Central Gravel Products has been a fixture off Bogard Road for 25 years. With that history behind them, new owners Jade Laughlin and his wife Kelly Heck say that the homeowner in need of a pickup load or the contractor who needs a few thousand yards of gravel will get the same attention to customer service.
Laughlin and Heck finalized the deal March 6 with former Central Gravel owner Nickie Jordan, who started and ran the business — for many years by herself — for those two decades. She decided to retire in December, Laughlin said.
“Apart from the usual paperwork, it was pretty much a handshake deal,” Laughlin said Friday. “We had been working with Nickie and her husband Mark for years with our trucking business and have felt blessed to get this opportunity.”
Laughlin, a Fairbanks native who has worked for and run trucking businesses in Washington state and the Interior, moved to the Mat-Su in 2007 and started JK&K Trucking in 2008.
Laughlin said the 140-acre pit has been at the center of several Valley transportation projects over the years, and most recently was part of the Seldon Road extension.
“It also has been part of several borough projects and we provide the winter sand for the borough as well,” Laughlin said. “This pit has a good 25 years left on it and the quality of the gravel is just great.

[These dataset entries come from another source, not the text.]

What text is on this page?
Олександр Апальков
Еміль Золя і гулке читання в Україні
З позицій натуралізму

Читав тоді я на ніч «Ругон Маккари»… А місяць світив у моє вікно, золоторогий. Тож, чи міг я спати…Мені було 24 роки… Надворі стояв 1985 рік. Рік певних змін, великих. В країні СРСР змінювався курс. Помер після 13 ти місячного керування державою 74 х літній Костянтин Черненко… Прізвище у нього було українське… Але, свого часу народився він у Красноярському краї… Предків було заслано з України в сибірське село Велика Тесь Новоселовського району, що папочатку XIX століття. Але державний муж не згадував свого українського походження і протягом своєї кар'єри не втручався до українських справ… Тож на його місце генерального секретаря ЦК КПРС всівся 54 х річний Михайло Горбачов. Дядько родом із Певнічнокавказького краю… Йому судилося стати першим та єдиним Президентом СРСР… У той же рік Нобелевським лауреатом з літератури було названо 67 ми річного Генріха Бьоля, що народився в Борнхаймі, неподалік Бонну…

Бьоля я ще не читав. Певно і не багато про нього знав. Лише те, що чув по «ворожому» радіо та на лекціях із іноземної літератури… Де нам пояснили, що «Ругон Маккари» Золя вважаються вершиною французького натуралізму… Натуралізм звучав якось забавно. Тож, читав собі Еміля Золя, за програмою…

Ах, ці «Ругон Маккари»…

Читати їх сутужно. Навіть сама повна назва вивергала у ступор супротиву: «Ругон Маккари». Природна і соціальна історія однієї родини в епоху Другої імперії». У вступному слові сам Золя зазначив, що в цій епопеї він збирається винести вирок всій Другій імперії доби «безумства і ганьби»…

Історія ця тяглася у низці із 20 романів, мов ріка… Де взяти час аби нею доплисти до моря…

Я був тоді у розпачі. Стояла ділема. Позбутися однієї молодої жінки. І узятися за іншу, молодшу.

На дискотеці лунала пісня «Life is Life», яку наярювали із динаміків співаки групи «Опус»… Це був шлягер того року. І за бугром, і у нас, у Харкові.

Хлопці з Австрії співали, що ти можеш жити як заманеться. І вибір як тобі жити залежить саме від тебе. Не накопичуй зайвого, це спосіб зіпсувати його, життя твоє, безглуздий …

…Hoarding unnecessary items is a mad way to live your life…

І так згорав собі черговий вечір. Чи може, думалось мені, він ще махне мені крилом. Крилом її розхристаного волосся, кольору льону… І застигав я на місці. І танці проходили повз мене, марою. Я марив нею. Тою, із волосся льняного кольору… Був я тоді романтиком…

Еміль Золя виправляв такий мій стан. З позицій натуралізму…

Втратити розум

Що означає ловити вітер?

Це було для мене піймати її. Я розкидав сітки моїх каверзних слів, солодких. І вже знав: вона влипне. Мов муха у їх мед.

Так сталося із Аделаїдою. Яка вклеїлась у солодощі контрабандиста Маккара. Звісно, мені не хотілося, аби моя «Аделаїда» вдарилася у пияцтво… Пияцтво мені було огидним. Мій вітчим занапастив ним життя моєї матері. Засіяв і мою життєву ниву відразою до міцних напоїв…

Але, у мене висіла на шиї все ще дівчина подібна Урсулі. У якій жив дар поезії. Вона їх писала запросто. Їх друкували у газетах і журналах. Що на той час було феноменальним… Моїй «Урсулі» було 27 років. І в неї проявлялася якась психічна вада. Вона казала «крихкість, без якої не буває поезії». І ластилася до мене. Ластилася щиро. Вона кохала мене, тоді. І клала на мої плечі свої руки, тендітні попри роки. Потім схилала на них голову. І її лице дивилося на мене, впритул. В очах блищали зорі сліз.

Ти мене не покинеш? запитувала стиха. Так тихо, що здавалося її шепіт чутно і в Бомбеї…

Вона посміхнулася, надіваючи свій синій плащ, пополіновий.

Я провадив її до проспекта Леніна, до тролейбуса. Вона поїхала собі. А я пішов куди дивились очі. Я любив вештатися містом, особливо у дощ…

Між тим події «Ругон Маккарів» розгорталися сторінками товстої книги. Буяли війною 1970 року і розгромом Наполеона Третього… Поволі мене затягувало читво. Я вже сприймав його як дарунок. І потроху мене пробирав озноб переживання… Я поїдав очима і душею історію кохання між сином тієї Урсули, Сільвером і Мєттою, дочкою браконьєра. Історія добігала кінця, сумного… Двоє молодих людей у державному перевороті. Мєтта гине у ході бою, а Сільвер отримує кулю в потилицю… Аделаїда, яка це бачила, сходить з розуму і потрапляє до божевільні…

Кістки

It has run around 57,000 yards a year for a 15-year average, but we will probably be more in the 65,000-yard range this year.”
Laughlin said so far for this year’s road construction season, Central Gravel has an agreement with Granite Construction Co. for the Glenn Highway Mile 49 realignment project. They also have submitted bids for a few Anchorage and other Glenn Highway projects.
Big projects aside, Laughlin said quite a bit of Central’s business comes from small contractors, homebuilders and the do-it-yourself homeowner.
“It just blew me away how many pickups were being loaded,” Laughlin said of the do-it-yourself crowd. “It’s awesome, and Nickie really nurtured that part of the business. She had some great customer loyalty.”
To that end, Laughlin will have a small Bobcat loader on hand this summer to handle the small-load traffic.
“It’s much easier to load a pickup with a Bobcat,” he said.
Central Gravel offers sand along with pit-run gravel, septic rock, “3/4 minus” driveway topping and other grades of gravel. Upgrades to the screening plant in recent years have increased productivity, Laughlin said.
The business has partnered with Anchorage’s Western Construction to set up a rock crushing plant at the pit, Laughlin said, which will enable the production of “D1” gravel and what he called “3/4 chips.”
“D1 gravel is pretty popular so we’re excited to be able to offer that,” he said.
Future plans call for a topsoil screening plant as well.
“We really are working to make this place a one-stop shop,” Laughlin said. “Whether it’s topsoil, equipment or trucking resources, or just helping someone find a contractor to put in a septic system.
“People don’t need to shop the Yellow Pages,” he added. “Just ask us and we can find what or who is needed. ”
While the pit still has years of life remaining, Laughlin said his goal for reclaiming the property with grading and soil was going to be a systematic approach.
“We plan to square up the pit, work a small section, then move on and reclaim those areas,” he said. “I want to be a good neighbor.”
He said that philosophy extended to the neighboring subdivision to the south, adding that much of the pit’s future advance would go more to the east.
“We aren’t working near there and it will be 10 years before we even get anywhere close to the subdivision,” Laughlin said. “Even then I plan on leaving a large buffer of trees.”
In the shorter term, he said the rock crusher would be on an 8 a.m. to 6 p.m. schedule.
“I wouldn’t want to listen to that very first thing in the morning,” he said.
Laughlin said that along with the small-business feel that Jordan fostered, he is holding on to another tradition.
“She kept 25 years of daily journals of everything that went on here,” he said. “We’re keeping that.”